<rycee>
But the patch applies cleanly on 19.03 and I've been using it since then.
<infinisil>
I see
<infinisil>
It might be a cool idea to have a general auto-update infrastructure for nixpkgs
<infinisil>
A bot that runs every week or so, using an auto-update config specified in nixpkgs itself
<infinisil>
Instead of having all these ad-hoc update scripts scattered across
<rycee>
Certainly, that would be quite nice.
<rycee>
I do something like that with the Firefox addons and it's been working pretty well.
<judson_>
Unifying a lot of the nixpkgs infra would be rad.
<judson_>
I still would like to see that for language repos, but... it would not be easy to get to.
<judson_>
OTOH, nix-prefetch-* happened
<rycee>
judson_: Yes, more uniformity in general would be nice. Quite silly to have to learn a whole new packaging structure inside Nixpkgs when you go from Haskell to Perl or whatever.
<judson_>
At the same time, there's basic philosophical/political issues there.
<rycee>
Certainly. But one can dream :-D
<judson_>
I'd advocate that the Ruby approach is correct: the deps of an application should be scoped to the app. The nixpkgs-Python maintainer holds that it should be repo-scoped in order to make package updates easier.
<judson_>
OTOH, I've had python based apps break in Nix because stuff got updated...
<judson_>
And I don't know how the Haskell packaging world works.
<judson_>
But if we could agree on a common-enough approach we could start having nixify-* tools.
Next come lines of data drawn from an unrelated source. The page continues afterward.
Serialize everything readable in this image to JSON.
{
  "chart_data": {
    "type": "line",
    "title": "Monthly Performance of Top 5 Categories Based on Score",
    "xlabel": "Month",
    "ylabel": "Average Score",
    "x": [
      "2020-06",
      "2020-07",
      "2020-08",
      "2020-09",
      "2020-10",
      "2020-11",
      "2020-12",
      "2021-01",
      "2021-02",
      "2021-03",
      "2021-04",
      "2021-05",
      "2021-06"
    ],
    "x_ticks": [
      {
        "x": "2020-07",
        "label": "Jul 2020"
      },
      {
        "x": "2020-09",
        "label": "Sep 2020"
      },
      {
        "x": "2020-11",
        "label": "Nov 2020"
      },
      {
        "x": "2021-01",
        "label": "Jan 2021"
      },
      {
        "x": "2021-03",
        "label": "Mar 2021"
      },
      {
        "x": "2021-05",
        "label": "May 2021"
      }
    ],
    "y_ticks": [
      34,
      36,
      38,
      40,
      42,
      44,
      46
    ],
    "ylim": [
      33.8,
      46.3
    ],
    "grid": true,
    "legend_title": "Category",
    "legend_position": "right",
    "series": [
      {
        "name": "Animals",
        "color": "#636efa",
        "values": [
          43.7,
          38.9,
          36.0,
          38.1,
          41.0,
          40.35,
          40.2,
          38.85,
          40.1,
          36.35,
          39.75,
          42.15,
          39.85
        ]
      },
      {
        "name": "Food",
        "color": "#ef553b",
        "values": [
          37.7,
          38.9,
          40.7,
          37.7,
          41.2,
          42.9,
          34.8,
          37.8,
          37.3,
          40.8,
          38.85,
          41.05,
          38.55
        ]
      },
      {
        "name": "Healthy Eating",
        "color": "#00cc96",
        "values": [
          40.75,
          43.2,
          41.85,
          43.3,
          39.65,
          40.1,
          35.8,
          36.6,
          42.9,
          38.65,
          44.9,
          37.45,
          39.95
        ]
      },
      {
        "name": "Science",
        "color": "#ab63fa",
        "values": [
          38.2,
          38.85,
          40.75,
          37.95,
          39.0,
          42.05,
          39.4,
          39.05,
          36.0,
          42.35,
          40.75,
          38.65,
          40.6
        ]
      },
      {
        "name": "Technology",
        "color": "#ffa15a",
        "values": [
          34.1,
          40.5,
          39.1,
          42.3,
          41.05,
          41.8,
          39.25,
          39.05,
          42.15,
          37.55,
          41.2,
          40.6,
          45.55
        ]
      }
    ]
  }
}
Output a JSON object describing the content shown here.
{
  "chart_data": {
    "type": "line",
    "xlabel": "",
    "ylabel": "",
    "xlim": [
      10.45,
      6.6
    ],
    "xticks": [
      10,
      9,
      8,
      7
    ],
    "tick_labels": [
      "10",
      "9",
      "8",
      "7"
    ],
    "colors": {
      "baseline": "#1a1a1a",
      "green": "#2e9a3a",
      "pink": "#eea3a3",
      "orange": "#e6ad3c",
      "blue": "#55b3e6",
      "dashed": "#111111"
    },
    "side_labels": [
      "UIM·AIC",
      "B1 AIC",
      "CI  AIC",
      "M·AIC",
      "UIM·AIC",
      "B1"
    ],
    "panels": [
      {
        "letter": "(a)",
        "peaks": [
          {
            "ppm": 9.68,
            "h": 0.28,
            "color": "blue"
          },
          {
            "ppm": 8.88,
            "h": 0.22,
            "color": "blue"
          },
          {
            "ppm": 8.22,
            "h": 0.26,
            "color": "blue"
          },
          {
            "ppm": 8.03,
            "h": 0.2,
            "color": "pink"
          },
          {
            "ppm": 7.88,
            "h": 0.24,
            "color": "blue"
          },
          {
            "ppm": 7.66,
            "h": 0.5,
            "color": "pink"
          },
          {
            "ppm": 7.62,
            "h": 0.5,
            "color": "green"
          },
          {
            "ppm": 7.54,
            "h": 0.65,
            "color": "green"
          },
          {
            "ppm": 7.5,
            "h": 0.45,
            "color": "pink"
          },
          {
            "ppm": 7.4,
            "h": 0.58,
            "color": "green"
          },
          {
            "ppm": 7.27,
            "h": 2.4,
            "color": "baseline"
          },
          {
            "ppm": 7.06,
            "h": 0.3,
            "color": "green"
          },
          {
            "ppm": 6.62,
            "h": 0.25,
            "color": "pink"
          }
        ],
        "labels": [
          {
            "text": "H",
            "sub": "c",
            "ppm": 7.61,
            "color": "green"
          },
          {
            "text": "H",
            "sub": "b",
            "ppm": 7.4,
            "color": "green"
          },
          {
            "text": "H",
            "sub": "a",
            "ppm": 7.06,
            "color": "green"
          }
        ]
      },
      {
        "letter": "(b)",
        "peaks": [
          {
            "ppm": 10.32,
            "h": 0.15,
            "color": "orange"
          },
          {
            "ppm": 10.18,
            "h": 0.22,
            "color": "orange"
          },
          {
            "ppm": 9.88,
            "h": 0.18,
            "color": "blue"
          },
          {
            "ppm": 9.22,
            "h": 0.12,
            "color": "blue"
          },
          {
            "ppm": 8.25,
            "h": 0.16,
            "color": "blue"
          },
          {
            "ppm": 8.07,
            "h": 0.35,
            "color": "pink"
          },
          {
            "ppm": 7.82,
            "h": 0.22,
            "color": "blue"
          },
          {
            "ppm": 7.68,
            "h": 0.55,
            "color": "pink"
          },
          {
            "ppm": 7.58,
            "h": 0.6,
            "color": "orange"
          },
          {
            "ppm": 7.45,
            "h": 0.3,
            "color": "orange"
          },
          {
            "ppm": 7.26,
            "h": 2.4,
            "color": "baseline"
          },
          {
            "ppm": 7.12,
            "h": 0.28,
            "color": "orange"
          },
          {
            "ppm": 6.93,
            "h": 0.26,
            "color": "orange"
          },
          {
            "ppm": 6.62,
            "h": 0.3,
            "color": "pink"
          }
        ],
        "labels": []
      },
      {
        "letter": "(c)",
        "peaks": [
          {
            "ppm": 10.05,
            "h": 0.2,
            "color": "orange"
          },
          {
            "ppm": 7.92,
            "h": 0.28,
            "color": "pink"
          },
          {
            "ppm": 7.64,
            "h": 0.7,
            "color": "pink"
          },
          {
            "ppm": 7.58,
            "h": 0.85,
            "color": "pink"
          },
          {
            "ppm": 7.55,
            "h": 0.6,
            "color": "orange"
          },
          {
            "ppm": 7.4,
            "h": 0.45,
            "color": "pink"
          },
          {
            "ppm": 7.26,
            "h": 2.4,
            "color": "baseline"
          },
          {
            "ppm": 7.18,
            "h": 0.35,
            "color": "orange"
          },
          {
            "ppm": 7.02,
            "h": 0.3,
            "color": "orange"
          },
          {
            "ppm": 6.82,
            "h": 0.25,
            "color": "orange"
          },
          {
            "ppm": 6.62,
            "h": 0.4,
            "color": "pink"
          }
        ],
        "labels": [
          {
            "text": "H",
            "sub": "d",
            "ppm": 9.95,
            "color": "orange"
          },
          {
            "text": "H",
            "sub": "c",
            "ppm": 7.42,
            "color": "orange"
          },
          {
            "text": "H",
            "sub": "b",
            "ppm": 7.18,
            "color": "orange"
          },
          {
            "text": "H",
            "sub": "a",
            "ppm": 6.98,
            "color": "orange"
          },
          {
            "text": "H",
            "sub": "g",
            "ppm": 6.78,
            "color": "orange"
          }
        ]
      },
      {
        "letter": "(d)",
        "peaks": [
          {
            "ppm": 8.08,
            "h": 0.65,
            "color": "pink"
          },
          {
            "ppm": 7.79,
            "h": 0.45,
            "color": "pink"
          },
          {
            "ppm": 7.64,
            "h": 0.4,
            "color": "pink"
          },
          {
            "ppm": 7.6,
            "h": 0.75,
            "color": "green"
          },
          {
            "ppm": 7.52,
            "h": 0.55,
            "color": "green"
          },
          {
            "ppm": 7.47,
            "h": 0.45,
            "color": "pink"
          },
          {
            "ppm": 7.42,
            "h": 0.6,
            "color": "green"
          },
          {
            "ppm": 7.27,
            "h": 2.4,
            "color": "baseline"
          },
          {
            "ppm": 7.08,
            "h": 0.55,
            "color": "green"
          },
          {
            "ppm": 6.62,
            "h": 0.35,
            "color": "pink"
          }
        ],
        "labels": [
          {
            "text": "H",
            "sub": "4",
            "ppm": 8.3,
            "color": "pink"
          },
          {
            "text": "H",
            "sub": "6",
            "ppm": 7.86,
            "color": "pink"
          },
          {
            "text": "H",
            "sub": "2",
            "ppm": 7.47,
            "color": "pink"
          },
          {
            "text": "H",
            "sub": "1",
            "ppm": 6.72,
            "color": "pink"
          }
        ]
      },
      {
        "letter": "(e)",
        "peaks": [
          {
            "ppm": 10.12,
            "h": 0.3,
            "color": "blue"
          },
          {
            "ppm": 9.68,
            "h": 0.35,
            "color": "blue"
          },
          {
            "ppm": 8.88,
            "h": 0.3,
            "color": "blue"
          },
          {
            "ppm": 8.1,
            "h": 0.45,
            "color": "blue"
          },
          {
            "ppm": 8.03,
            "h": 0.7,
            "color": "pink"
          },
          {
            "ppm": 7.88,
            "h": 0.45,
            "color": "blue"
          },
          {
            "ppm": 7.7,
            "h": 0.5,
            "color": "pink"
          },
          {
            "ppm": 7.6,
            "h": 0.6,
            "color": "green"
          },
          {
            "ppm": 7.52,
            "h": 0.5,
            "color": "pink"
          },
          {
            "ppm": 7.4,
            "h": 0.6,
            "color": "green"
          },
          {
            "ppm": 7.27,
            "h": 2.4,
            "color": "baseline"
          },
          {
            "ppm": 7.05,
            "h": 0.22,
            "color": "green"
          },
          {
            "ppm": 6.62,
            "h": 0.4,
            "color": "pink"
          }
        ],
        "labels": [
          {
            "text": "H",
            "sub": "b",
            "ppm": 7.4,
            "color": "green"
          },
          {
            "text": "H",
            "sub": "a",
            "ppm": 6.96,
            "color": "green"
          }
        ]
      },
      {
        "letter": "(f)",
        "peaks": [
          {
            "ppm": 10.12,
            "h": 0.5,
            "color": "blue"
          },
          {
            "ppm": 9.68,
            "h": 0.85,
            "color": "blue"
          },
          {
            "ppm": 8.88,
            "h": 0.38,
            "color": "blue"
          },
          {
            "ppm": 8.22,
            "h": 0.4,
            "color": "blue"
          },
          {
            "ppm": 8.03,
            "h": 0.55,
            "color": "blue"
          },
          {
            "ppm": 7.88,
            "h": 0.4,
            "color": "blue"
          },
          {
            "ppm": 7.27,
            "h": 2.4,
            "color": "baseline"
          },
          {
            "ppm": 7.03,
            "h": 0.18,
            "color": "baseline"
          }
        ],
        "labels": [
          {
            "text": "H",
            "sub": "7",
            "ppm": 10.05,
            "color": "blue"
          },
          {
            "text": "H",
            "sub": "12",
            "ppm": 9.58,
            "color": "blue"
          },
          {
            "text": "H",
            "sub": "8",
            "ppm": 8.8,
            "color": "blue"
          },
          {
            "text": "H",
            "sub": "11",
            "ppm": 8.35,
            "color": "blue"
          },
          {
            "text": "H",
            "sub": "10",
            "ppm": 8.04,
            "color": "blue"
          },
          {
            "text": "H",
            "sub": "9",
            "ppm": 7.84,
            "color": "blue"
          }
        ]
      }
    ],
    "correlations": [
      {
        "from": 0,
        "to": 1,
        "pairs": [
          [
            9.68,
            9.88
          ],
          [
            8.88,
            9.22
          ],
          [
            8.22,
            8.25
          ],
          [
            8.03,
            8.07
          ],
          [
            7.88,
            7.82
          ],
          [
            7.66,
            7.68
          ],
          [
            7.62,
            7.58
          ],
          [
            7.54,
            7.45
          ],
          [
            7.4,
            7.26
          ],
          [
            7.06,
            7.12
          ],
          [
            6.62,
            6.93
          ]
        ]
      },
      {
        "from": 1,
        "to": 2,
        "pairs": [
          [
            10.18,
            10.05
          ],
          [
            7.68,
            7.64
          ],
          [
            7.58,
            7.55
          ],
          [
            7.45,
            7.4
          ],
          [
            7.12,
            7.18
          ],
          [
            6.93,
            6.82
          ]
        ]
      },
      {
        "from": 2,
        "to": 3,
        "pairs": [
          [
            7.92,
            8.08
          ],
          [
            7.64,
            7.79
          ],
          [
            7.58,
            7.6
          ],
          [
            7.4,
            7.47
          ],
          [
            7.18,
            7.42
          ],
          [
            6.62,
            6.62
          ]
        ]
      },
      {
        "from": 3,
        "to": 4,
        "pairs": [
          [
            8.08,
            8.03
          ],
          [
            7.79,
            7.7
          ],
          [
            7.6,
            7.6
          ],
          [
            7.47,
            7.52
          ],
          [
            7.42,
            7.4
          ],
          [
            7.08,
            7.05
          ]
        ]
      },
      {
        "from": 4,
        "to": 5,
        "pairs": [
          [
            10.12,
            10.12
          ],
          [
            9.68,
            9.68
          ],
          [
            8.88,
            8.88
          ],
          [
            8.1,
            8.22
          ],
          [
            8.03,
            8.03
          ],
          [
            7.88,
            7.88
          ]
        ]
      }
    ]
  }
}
xent has joined #home-manager
<xent>
hello
<xent>
is there a guide to install home manager
<infinisil>
judson_: What do you mean by "scoped to the app"?
<judson_>
What version of Nokogiri does e.g. Gitlab use? Should it be the same one that Rubymine does?
<judson_>
xent, the README it pretty good, I thought.
<judson_>
Ruby packages have a gemset.nix generated by bundix based on the Ruby Gemfile that picks the exact versions w/ digests.
<infinisil>
judson_: Oh right
<infinisil>
Yeah that doesn't work for Haskell at least
<judson_>
There's a pypi2nix, but PRs based on it get rejected.
<infinisil>
Because this would mean there would be so many dependencies of almost the same version to build
<xent>
is it ok to run this “nix-shell '<home-manager>' -A install”
<xent>
or is there a better way to add it into the config?
<infinisil>
judson_: And python is done the same way because it means you have a single set of dependencies. This also makes fixing things easier. If some python package fails to build, you won't have to fix it for all apps that use it
<rycee>
xent: That command looks OK. It's like the one in the installation instructions.
<xent>
rycee: ok thank you
<infinisil>
judson_: I guess perl can do that because of how perl doesn't have any complicated builds
<infinisil>
It just needs some perl path stuff and everything will work out (is my guess)
<judson_>
I guess I'm not clear on how python varies there. How would a python package fail to build?
<rycee>
infinisil: Yeah, I think that would work for Perl.
<infinisil>
judson_: Dependency mismatch, a couple python packages need to build C stuff or other things to build
<infinisil>
Can't think of anything else right now
* infinisil
looks at pkgs/development/python-modules
<infinisil>
Ah right, tests failing all the time
<judson_>
Ruby has similar, I think. FFI. Nokogiri is the go-to example because Rails depends on it and it links against libxml2
<judson_>
And carries around its own portage implementation as a result!
xent has quit [Remote host closed the connection]
<infinisil>
I guess python isn't that bad, it might be possible to use the perl approach for it with some tooling
<judson_>
(I'm sure there were some questioning of life decisions involved with building mini-portile)
<infinisil>
Oh and also, the advantage of the python and haskell way is that you have much reduced closure size, as deps can be shared between the whole system
<judson_>
And I understand the "if there's one instance of a python librarian in nixpkgs, we can fix it once" argument, for sure.
<judson_>
Ruby uses a gemConfig set to do univeral overrides though, which works really well.
<infinisil>
I see
<judson_>
IME, you don't actually have "we'll fix it once" - you fix the library for this dependent, and that one breaks.
<infinisil>
nixpkgs all-in-all also uses the sharing dependencies between everything approach. It would be a pain if it wouldn't
<infinisil>
The less sharing, the bigger the expressions also get
<infinisil>
Would probably be good to make a list of advantages/disadvantages of either approach
<judson_>
Sharing in expressions. Not necessarily in productions.
<judson_>
Oh, for sure. I think there's a ton of design work to be done here (not just in Nix!) I'm not sure how to get that going though.
<infinisil>
pie__ started some working group on something about plugins, which has something to do with this as well maybe
<judson_>
Interesting.
<judson_>
I get the sense that a lot of Nix organization happens at NixConf. Accurate?